Avant de comparer deux lots, il faut donc raisonner sur le coût total rendu sur site et remis en service :
| Critère | Question à vérifier |
|---|---|
| Prix du matériel | Quel est le prix réel par TH, et non seulement par machine ? |
| Efficience | Combien de J/TH l’ASIC consomme-t-il dans sa configuration prévue ? |
| Électricité | Le coût complet du kWh laisse-t-il une marge suffisante face aux variations du hashprice ? |
| État technique | Les hashboards, puces, ventilateurs et alimentations ont-ils été testés ? |
| Historique | Dans quelles conditions thermiques et avec quel firmware la flotte a-t-elle fonctionné ? |
| Logistique | Le transport, la douane, l’assurance et l’installation sont-ils inclus ? |
| Conditions de vente | Existe-t-il un minimum de lot, une garantie ou un recours en cas de panne ? |
| Durée économique | Pendant combien de temps cette génération peut-elle rester compétitive ? |
La provenance industrielle ne garantit pas la qualité : des milliers d’heures de fonctionnement, des réparations hétérogènes ou un historique thermique incomplet peuvent transformer une décote en coût de maintenance. À l’inverse, un opérateur disposant d’une énergie adaptée, d’un contrôle technique fiable et d’une logistique maîtrisée peut trouver de la valeur là où un grand groupe préfère standardiser sa flotte. L’opportunité dépend donc moins du débranchement des géants que de votre capacité à exploiter les bonnes machines dans de meilleures conditions.
Avant d’examiner une offre issue du marché secondaire, retrouvez les principaux contrôles dans notre guide : ASIC Bitcoin neuf ou d’occasion : comment choisir ?
Ce qu’il faut retenir
Quand un site de mining passe à l’IA, son infrastructure peut être réutilisée, pas ses ASIC Bitcoin.
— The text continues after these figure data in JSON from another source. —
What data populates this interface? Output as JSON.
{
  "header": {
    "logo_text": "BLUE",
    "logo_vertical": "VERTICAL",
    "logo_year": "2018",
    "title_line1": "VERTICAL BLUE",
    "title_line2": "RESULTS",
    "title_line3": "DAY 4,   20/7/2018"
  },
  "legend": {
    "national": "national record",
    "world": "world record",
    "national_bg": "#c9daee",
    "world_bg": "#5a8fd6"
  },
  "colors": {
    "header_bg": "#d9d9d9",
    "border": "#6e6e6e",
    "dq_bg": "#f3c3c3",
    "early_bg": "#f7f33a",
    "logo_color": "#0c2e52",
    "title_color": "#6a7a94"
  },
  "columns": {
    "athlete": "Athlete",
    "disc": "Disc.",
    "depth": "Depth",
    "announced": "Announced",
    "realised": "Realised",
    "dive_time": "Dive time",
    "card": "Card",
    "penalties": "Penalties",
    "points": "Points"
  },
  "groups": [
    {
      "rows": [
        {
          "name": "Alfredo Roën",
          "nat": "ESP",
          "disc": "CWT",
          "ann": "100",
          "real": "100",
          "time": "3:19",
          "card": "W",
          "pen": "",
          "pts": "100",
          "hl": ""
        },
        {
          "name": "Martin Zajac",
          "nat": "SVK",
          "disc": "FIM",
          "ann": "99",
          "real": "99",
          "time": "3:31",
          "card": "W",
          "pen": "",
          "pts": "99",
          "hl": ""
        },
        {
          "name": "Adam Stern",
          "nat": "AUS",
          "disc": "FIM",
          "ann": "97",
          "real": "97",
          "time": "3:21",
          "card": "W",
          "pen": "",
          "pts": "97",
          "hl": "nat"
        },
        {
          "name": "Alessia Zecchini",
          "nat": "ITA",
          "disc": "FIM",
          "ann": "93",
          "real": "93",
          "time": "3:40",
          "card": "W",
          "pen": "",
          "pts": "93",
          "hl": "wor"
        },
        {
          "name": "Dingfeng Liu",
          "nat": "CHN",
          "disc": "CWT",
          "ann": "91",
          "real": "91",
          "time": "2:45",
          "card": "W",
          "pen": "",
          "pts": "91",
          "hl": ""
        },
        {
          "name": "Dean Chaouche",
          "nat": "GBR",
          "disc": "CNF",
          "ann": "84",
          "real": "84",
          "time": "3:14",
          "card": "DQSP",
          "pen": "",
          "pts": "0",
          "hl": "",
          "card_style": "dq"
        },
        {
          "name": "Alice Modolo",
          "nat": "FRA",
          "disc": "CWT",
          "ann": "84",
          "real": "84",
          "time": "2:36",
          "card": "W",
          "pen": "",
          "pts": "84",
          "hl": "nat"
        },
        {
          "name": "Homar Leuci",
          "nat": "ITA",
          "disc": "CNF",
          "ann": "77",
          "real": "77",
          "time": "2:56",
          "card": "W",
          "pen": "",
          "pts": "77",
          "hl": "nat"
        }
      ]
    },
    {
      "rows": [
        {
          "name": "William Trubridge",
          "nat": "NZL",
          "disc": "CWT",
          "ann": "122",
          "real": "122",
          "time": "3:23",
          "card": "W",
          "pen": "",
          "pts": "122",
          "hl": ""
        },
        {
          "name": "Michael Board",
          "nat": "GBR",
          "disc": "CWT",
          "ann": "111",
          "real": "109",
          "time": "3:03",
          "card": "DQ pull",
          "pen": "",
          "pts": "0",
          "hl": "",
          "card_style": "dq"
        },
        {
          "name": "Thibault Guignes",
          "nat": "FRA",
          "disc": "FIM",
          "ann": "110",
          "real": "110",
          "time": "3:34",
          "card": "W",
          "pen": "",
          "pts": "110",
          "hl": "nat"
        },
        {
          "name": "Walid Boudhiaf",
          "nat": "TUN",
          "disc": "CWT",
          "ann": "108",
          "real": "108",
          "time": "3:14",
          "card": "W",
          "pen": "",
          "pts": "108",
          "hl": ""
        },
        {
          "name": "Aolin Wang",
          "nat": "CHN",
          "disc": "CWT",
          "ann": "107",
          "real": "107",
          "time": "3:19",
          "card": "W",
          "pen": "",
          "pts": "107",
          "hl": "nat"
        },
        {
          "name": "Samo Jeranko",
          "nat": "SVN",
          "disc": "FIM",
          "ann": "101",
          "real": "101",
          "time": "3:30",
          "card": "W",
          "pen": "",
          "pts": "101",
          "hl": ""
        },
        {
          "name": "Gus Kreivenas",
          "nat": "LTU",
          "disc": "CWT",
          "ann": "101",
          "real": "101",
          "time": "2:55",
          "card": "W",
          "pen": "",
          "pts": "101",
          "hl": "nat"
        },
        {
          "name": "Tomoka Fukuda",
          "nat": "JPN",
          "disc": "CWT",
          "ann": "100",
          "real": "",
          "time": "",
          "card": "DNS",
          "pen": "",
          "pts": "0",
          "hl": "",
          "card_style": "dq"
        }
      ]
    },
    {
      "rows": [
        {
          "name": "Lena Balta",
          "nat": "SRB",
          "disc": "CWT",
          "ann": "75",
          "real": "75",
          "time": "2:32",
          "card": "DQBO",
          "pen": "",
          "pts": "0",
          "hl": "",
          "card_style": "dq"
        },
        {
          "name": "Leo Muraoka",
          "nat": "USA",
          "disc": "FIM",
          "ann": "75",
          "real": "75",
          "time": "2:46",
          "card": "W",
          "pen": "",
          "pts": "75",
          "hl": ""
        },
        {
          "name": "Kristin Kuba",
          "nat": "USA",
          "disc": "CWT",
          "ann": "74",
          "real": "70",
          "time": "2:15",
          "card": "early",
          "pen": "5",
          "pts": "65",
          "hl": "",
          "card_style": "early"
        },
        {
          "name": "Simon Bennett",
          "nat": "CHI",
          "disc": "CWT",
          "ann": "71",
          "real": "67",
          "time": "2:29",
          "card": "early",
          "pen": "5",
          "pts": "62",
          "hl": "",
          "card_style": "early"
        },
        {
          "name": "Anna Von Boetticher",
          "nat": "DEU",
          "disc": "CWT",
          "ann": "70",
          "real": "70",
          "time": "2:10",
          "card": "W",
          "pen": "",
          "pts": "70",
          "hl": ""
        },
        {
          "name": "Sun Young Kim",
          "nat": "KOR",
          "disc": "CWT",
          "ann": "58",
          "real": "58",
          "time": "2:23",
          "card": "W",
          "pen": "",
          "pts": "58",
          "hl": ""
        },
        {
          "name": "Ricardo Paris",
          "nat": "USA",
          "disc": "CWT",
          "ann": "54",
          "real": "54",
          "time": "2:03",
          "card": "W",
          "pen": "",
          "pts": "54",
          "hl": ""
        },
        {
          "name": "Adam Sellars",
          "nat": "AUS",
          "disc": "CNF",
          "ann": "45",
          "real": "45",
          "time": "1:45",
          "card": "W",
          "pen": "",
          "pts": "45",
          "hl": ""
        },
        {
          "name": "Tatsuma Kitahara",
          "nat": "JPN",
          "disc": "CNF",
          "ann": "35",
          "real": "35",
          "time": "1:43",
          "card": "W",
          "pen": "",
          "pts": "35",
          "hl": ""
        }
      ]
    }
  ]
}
Les machines sont vendues, redéployées, stockées ou retirées ; Cipher montre qu’une même flotte peut même suivre plusieurs parcours.
Les anciennes générations restent très dépréciées sur douze mois, mais les données arrêtées au 9 août montrent un rebond depuis les points bas du premier semestre, pas une chute continue depuis juin. Pour un petit opérateur, l’opportunité dépendra donc du coût total de la machine rendue sur site, contrôlée, remise en service et alimentée avec une énergie compatible avec son efficience.